The 18th district voters stunned political observers even more because Patton, who is Black, is the first minority elected to the assembly from a suburban district.

"I would tell them, 'I might be Black and I might be a woman but I want the same things you want,"' and then talk about issues which affect everyone, Patton says, outlining her political method. "I am a Black woman but also a politician," Patton says. She did not concentrate on issues specific to Blacks or women in her campaigns.

The chief planks of Patton's campaign plattorm were lowering taxes, improving the schools by increasing state education aid, and fighting crime. Apparently these issues are attracting support because substantially more voters supported her last year than in 1982.

Patton was not always a politician. For many years she was a housewife. But in 1974 she decided to go back to school to earn a college degree, and eventually a law degree.

In 1975 she divorced her husband and moved from her native land, Brooklyn, to her current residence in Nassau.

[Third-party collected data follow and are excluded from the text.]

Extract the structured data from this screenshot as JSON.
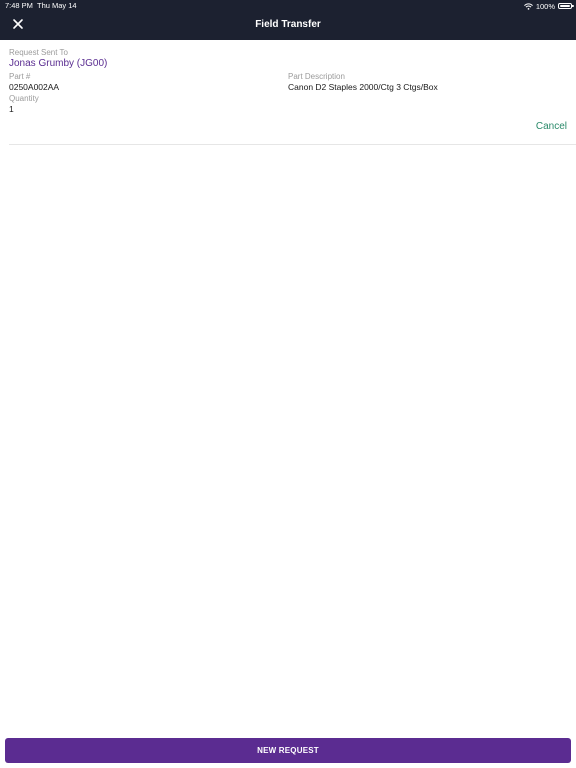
{
  "status_bar": {
    "time": "7:48 PM",
    "date": "Thu May 14",
    "battery": "100%"
  },
  "header": {
    "title": "Field Transfer"
  },
  "request": {
    "sent_to_label": "Request Sent To",
    "sent_to_value": "Jonas Grumby (JG00)",
    "part_label": "Part #",
    "part_value": "0250A002AA",
    "description_label": "Part Description",
    "description_value": "Canon D2 Staples 2000/Ctg 3 Ctgs/Box",
    "quantity_label": "Quantity",
    "quantity_value": "1",
    "cancel_label": "Cancel"
  },
  "footer": {
    "new_request_label": "NEW REQUEST"
  },
  "colors": {
    "header_bg": "#1c2130",
    "accent": "#5b2c91",
    "cancel": "#2a8a6a"
  }
}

When in New York City, Patton had done some political work but she said she experienced "culture shock" when she began to involve herself in local Nassau politics.

Getting involved was not difficult. After registering to vote, a local Democratic leader, who happened to be a neighbor, gave her a call and invited her to the next Democratic club meeting.

"It was not only a place to discuss politics, but clearly a place to meet neighbors," Patton says.

In January 1982, Patton, who had recently become a lawyer with a local law office, was tapped by the boss of that firm to run for the assembly that year.

Once in Albany, Patton, a member of the Democratic-controlled Assembly, had to work with the Republican-controlled Senate in order to get bills passed. But her Nassau Senate colleagues at first refused to work with her, she says.

"They need me as much as I need them," because of the split between the two houses, Patton says. "If they don't want to do business with me," Patton says, gesturing by flicking her hand out from under her chin, "goodbye and good luck."

Now Patton has taken on the issue of providing enough services to take care of the aged. She says she would like to chair a committee on aging in the assembly.

But other ambitions might prevent her from reaching this goal. The incumbent congressman, a Republican, is giving up his seat, and Patton says several people have asked her to run. Patton's response so far is, "I like it where I am.